By any objective standard, the Fair Labor Standards Act (FLSA) of 1938 should be near the top of victories for the working class. After decades of failed efforts to right wrongs that included excessive child labor, six-day work weeks of 10 or more hours a day, and unlivable wages, President Franklin D. Roosevelt and Congress engaged in years of back-and-forth negotiations to finally arrive at a bill that banned oppressive child labor, capped the work week at 44 hours, and set a minimum wage of 25 cents an hour–about $3.32 in 2014 dollars. (A detailed and compelling history of the FLSA can be found on the U.S. Department of Labor’s website.) While the FLSA couldn’t begin to solve all the ills faced by the labor force, and it didn’t achieve the 40-hour week or 40-cents-an-hour minimum wage that many had pushed, it cemented a huge win for workers’ rights.
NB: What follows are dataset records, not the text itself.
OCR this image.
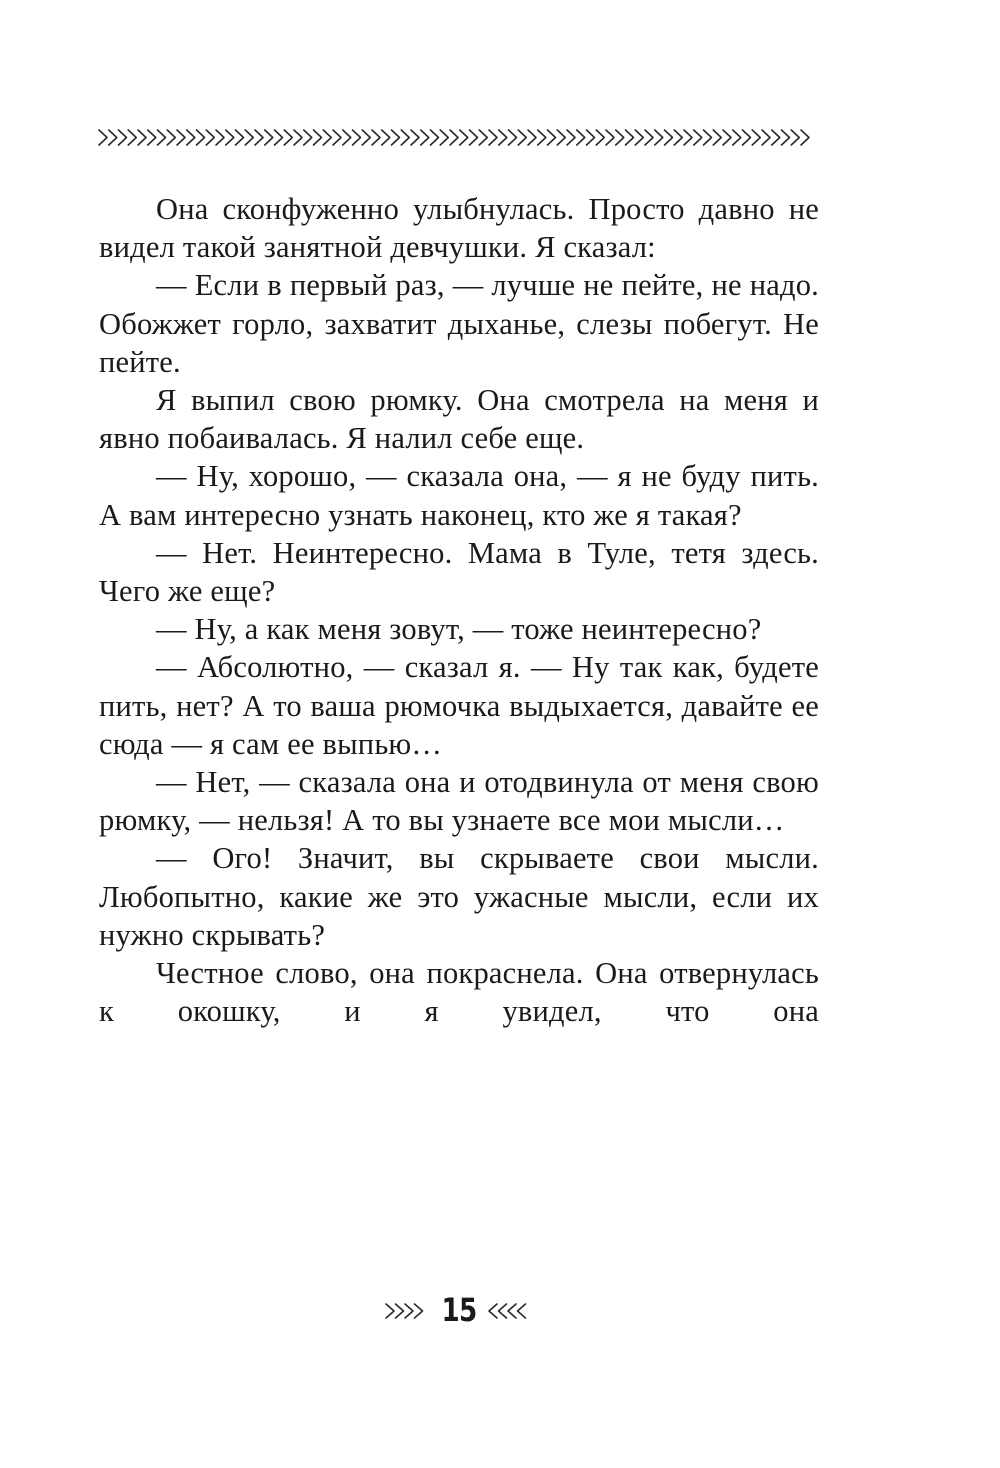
Она сконфуженно улыбнулась. Просто давно не видел такой занятной девчушки. Я сказал:

— Если в первый раз, — лучше не пейте, не надо. Обожжет горло, захватит дыханье, слезы побегут. Не пейте.

Я выпил свою рюмку. Она смотрела на меня и явно побаивалась. Я налил себе еще.

— Ну, хорошо, — сказала она, — я не буду пить. А вам интересно узнать наконец, кто же я такая?

— Нет. Неинтересно. Мама в Туле, тетя здесь. Чего же еще?

— Ну, а как меня зовут, — тоже неинтересно?

— Абсолютно, — сказал я. — Ну так как, будете пить, нет? А то ваша рюмочка выдыхается, давайте ее сюда — я сам ее выпью…

— Нет, — сказала она и отодвинула от меня свою рюмку, — нельзя! А то вы узнаете все мои мысли…

— Ого! Значит, вы скрываете свои мысли. Любопытно, какие же это ужасные мысли, если их нужно скрывать?

Честное слово, она покраснела. Она отвернулась к окошку, и я увидел, что она

15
Almost 80 years later, conditions for workers have generally improved. Still, access to fair, livable wages continues to dominate much of the conversation about what the labor force needs, with President Obama and labor unions using today to further their efforts to increase the federal minimum hourly wage from $7.25 to $10.10. So far, opponents have stalled any national movement on the issue, but several states and municipalities have already enacted higher minimum wages, with Seattle going so far as to raise it to $15 per hour.